The Hispanic community in the New Orleans area is being hit hardest by COVID locally. Thanh Truong explains the theories on why that is happening.

NEW ORLEANS — Results from COVID-19 testing sites in New Orleans are shedding more light on how the pandemic is affecting one group in particular.  According to an analysis of those sites from April to August by the New Orleans Health Department, the positivity rate for COVID is highest among Hispanics.  

When the health department began free mobile testing back in the spring, it made a concerted effort to reach out to the Hispanic community. 

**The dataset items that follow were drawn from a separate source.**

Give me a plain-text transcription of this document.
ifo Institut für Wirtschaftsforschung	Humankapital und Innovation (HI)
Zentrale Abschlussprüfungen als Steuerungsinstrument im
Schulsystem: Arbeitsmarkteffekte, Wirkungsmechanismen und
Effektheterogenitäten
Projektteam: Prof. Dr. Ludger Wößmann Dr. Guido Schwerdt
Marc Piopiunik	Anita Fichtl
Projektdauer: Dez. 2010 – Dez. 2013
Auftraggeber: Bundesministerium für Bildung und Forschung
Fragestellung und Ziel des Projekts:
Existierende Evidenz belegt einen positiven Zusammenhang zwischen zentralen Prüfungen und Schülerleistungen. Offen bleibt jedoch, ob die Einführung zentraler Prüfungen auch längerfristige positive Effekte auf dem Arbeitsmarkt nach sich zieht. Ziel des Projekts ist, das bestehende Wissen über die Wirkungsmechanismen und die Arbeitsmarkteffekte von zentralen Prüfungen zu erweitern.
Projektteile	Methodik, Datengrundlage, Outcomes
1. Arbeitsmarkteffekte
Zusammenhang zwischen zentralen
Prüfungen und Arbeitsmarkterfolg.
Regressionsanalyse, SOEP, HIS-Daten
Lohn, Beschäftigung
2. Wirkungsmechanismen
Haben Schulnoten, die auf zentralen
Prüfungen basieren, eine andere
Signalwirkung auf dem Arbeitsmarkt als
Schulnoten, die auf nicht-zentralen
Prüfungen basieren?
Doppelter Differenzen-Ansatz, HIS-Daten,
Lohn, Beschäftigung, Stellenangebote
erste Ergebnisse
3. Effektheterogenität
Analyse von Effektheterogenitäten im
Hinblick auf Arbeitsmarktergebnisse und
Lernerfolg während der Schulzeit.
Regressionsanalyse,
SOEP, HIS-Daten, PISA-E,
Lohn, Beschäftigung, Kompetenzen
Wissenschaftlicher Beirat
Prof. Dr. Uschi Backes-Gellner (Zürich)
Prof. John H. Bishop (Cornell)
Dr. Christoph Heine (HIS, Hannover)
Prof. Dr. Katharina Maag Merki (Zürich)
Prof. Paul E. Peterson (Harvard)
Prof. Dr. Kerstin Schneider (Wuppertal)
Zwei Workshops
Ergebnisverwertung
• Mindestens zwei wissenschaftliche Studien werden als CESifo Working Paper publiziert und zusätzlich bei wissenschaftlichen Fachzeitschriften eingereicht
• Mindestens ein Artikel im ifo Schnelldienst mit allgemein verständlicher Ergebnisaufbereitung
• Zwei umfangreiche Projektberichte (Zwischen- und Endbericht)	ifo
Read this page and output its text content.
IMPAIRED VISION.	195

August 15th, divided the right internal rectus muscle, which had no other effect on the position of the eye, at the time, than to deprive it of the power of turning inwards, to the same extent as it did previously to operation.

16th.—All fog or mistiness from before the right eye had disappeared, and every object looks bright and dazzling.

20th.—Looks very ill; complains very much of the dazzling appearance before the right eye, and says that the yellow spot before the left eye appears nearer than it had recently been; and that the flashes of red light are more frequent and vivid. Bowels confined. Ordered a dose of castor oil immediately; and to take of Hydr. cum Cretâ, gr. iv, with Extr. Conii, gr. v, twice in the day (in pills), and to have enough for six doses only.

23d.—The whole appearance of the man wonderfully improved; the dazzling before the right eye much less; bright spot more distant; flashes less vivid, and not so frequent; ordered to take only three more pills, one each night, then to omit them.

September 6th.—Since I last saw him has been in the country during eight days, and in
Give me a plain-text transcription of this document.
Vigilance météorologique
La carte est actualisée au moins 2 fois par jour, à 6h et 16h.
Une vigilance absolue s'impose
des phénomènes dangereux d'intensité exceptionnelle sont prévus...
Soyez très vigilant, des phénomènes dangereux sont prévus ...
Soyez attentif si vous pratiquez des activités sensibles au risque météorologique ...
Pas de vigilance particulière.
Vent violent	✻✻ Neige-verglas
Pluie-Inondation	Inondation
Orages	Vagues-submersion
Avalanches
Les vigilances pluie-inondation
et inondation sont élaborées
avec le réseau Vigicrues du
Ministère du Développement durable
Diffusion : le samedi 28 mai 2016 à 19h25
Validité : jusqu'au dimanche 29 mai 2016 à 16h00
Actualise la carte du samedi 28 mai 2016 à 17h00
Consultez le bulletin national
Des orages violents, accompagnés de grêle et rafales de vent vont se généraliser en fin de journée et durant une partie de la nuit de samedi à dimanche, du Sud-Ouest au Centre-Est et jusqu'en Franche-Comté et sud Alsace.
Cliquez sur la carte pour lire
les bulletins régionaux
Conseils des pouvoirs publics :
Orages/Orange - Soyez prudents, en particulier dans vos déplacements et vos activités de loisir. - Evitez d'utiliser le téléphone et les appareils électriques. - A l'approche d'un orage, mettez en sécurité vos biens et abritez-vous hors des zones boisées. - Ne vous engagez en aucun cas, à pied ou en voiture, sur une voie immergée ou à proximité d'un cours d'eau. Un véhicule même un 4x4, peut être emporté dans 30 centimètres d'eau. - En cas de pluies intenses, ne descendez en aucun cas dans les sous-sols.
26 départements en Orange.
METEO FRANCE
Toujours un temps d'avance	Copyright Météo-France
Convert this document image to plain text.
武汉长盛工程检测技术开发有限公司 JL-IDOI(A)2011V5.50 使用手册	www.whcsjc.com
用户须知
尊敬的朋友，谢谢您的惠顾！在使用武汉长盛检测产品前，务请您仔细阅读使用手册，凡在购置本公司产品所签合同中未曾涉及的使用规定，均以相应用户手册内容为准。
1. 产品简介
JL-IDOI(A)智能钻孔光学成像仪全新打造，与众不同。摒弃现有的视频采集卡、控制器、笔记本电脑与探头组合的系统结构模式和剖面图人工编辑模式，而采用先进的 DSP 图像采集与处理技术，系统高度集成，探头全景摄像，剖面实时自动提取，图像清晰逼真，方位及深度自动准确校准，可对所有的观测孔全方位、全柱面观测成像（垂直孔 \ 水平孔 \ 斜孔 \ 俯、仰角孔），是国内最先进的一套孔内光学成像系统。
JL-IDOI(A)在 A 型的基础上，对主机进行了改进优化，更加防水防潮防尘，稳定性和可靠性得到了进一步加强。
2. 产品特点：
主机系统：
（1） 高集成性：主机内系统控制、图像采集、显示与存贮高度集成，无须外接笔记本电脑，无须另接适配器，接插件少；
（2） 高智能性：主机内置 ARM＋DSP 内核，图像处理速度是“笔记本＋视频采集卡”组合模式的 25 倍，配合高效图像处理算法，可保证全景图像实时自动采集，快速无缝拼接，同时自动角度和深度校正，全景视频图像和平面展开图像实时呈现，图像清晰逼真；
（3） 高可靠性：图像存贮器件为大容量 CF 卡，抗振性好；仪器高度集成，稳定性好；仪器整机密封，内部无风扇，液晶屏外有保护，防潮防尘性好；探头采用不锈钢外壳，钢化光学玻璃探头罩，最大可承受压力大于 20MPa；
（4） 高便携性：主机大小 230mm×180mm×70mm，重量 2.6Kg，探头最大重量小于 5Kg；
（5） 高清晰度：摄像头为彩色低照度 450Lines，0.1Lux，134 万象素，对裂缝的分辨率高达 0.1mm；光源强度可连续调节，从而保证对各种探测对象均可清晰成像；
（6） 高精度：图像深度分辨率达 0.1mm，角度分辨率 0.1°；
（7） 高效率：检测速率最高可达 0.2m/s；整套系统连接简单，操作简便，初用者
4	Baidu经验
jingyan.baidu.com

“We have said publicly you don’t need an ID to get a test, you don’t have to be a resident.  All we’re going to do is have a test, we’re going to have Spanish language interpreters there,” said Dr. Jennifer Avegno, the director of the New Orleans Health Department. 

Analysis from those testing sites shows the positivity rates among Hispanics to be roughly 17 percent. That dwarfs the positivity rates of whites and blacks, which hovered around 2 percent.  Dr. Avegno says COVID is hitting communities of color especially hard for several reasons.  She says those communities tend to live in multi-generational homes and are often frontline workers, which raises the risk of infection.

“They can’t work from home, it’s much more difficult for folks in the service industry, low wage jobs.  So, they’ve been working since March, and coming back to families who are also probably working and that puts them in a double bind,” said Dr. Avegno. 

The pandemic exacts a toll on people’s health but also on their livelihood.  This summer, the Archdiocese of New Orleans opened a food pantry at the Hispanic Apostolate campus in Metairie.  Miriam is grateful for the help.  She and her husband have been out of work. 

“They work in construction, and because of the pandemic she hasn’t been working because there are no jobs,” said Deacon Martin Gutierrez. 

Deacon Gutierrez translated for us.  He also the Chief Operating Officer of Catholic Charities in Archdiocese of New Orleans, which is trying to meet the need for aid from the Hispanic community, among others.   

“Economically is the biggest impact, but I do know of so many families who have lost loved ones to the virus,” said Deacon Gutierrez. 

Since opening the food pantry three months ago, it has served more than 1,200 families or 4,000 people.  While the positivity rates of COVID may be highest among Hispanics, thee scenes of people in need are playing out across the country, and across racial lines.  The pain from the pandemic is universally understood.